The implications are not entirely terrible. After all, some of the most successful societies in history have been ruled in this way. Think ancient Athens, Republican Rome, and Great Britain between the Act of Settlement in 1701 and the 1st World War. 

More ominously, though, we now live in a world where the fortunes of these oligarchs are no longer tied to the conditions and destinies of the countries in which they live. If the US declines as its middle class shrinks, while certain other countries flourish, the American oligarchs will not be much affected. And if worse comes to worst and social revolution breaks out, they will--like the bin Laden family on September 12, 2001--simply flee to places abroad.  Basically, they don't have much stake in the national destiny.

This leaves the US in a position identical with traditional colonial possessions. The mother country could exploit the possession quite ruthlessly, because its authorities had little stake in the colony's well-being, and returned as little benefit as was absolutely necessary to the exploited territory. 

Friday, December 20, 2013

Response to Timothy Egan's op ed 12/20/13

We liberals do no service by denying that many of those who need public assistance fail to help themselves and appear to be moochers.
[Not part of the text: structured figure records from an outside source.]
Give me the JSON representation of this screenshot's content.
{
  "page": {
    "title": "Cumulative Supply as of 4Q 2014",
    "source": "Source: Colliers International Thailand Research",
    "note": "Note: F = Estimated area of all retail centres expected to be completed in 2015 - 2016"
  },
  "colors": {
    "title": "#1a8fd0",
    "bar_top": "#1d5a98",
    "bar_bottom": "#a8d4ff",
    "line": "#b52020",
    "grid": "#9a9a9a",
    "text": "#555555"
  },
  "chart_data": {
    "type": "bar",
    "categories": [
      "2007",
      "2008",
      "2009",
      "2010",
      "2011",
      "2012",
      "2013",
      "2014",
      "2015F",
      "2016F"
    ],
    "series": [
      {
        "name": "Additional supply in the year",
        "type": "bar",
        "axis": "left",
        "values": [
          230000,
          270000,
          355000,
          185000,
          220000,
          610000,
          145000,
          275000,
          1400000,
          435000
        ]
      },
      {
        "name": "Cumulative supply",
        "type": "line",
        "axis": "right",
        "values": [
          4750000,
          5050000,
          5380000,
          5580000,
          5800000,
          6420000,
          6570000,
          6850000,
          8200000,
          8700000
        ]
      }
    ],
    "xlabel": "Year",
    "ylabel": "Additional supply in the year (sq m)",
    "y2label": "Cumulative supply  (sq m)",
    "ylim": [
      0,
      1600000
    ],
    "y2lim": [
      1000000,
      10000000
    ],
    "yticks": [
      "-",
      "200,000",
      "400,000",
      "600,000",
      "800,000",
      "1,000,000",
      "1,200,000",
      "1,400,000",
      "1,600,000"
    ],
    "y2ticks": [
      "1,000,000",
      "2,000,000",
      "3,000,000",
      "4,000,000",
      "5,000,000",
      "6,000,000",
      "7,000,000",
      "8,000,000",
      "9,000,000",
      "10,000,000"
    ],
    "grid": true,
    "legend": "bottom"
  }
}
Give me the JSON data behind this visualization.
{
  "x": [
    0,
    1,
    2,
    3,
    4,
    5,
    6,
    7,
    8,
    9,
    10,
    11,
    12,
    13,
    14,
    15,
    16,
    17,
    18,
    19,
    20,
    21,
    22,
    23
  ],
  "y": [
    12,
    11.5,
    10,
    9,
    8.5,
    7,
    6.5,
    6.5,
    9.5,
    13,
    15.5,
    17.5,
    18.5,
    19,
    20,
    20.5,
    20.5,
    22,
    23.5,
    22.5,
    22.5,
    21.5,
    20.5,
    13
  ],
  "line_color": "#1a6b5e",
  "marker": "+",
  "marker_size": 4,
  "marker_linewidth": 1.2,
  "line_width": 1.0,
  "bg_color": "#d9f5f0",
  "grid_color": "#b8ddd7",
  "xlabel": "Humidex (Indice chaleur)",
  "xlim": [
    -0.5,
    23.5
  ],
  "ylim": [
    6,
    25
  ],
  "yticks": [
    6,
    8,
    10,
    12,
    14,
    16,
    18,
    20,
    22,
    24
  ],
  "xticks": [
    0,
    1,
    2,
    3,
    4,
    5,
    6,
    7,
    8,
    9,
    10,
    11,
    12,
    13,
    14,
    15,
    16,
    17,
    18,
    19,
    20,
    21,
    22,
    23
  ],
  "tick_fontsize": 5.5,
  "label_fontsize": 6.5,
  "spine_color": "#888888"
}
The self-righteous right, the smug who have enjoyed good luck all their lives, and many poor or lower middle class people who observe the homeless and the out of work up close, are responding to a highly visible reality. What is lacking, though, is an explanation. Why would homeless people spend their days onerously picking up tin cans, sitting in the cold or the heat to beg, living in proximity to psychopaths and other dangerous people, and subjecting themselves, their pets, and their children to filth, bureaucracy, public contempt, and deprivation? Calling them moochers (and worse) assumes that they are rational people who lack the moral fibre to act in their own interest, much less the community's. Yet as I understand it, many of the people on public assistance are either there temporarily due to misfortunes beyond their control, or because their minds lack the internal structures and capabilities necessary to function in our modern urban society. We act as if they stupidly and irrationally choose their misery. In reality, such people are the exception, not the rule.

Friday, November 08, 2013

The Trolley Car Dilemma is False

I was reading a review in the recent NYRB of a book by the man who invented the "trolley problem," Joshua Greene, which shows that many people refuse to kill one man, even though it would save 5 people. A runaway trolley car containing 5 passengers can be diverted if you push a man off a bridge into its path. If you don't do that, the car will crash and kill the passengers. What do you do? 

The "trolley car" problem has become a widely used thought experiment in philosophy classes. For example, Michael Sandel starts his MOOC course on justice with it.    Greene talks about the psychological difference between active agency and passivity. But I think the setup is falsely rigged. The problem presents the deaths as a certainty, a "fact." But anyone in the position of the man who has to kill to save the 5 would not see it as a certainty, but just as a possibility. Consequently, the trolley problem poses a false dilemma.